RNA isolation - i want to show a gel (Jul/08/2005 )

Hi fellows,
I am performing RNA isolation with trizol reagent. I always run an aliquot of RNA in a native agarose gel to watch its integrity. I get bands corresponding to human ribosomal RNAs (28S, 18S and 5S) but I get an extra band that migrates faster than 5S-tRNAs. (please see it in the attached photo) I dont think that its a degradation product because the ratio of 28S/18S is higher than two. Besides there isnt a smear below any band. So I wonder if someone has found something like that and what could it be. thanks.

Hi assuming the far right is some kind of -ve control or a failed isolation could the banding youre refering to simply be the dye front?

I have to confess, I find your gel most curious and that band more curious still.

How many micrograms of RNA did you load and what is in those last 3 lanes? Also, how did you stain your gel. That does not look like EtBr.

It could be degraded RNA, but with 28 and 18S band looking so tight, I doubt it.

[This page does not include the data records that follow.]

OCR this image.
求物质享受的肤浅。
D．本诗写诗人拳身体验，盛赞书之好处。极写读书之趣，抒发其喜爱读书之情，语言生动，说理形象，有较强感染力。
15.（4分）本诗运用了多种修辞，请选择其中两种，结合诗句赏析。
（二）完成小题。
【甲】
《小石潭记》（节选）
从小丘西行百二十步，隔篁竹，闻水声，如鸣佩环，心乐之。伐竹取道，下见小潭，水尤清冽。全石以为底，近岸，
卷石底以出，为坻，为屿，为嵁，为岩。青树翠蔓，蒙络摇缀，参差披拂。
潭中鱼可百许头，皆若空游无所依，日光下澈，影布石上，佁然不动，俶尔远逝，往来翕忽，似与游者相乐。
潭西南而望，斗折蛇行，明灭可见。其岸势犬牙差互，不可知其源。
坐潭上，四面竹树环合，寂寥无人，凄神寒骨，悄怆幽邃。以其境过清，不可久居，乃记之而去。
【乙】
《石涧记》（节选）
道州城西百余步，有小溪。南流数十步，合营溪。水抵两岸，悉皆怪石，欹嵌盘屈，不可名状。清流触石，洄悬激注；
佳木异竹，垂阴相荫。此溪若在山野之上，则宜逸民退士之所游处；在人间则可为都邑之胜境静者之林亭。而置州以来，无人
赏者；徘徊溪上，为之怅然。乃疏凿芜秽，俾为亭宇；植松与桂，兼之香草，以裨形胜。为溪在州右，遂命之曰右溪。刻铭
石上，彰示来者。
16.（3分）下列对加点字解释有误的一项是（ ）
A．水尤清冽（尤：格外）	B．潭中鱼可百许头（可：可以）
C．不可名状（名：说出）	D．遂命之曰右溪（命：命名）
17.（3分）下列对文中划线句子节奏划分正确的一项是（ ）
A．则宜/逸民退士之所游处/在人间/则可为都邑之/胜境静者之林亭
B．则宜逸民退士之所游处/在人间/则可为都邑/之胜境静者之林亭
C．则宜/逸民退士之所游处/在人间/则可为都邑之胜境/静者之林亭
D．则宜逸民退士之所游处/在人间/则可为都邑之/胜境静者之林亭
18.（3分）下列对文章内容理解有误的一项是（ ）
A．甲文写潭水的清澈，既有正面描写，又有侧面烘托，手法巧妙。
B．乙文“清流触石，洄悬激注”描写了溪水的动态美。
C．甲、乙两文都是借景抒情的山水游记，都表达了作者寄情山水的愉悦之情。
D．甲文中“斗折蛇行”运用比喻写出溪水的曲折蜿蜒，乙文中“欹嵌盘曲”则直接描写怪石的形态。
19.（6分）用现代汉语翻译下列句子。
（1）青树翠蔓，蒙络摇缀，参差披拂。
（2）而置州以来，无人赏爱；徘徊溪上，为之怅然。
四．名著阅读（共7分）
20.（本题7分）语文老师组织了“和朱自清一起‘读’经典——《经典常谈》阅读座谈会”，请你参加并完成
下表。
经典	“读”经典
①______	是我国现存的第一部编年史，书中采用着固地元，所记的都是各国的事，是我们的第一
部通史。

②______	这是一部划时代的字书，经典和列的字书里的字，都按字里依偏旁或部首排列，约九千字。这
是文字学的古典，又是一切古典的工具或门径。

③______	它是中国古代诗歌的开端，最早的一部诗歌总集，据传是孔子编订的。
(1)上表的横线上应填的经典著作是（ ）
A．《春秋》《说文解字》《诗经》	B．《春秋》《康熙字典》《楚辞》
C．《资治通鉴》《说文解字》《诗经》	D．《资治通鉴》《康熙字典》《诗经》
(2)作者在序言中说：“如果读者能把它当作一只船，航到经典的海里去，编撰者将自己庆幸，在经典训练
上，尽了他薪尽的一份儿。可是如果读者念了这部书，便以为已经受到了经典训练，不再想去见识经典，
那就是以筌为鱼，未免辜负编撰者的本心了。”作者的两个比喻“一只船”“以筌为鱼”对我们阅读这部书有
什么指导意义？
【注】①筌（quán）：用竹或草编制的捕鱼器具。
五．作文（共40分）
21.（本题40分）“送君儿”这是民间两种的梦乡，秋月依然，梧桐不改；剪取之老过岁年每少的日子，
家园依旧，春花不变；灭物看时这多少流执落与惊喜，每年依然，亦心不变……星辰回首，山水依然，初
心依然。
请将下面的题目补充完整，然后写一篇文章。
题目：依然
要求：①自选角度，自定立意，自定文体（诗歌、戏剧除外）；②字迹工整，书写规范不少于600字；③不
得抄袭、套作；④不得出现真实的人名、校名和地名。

Also, if it was loading dye, I would expect it in the last three lanes.

Hi again
The gel is stained with EtBr. I ve inverted the colours to safe ink. I runned 8 ug per lane and rigthest are failed isolations ('re paralel isolations but from HL60, which are difficult for this porpouse). as you said the lower band it is not dye but it doesnt seem to be a degradation product. it is an enigma for the people in my lab even for the more experienced.

Re run the gel. Load 1ug and see what happens.

8ug of RNA is alot to load on a gel. I am hoping this is an artifact due to the high mass.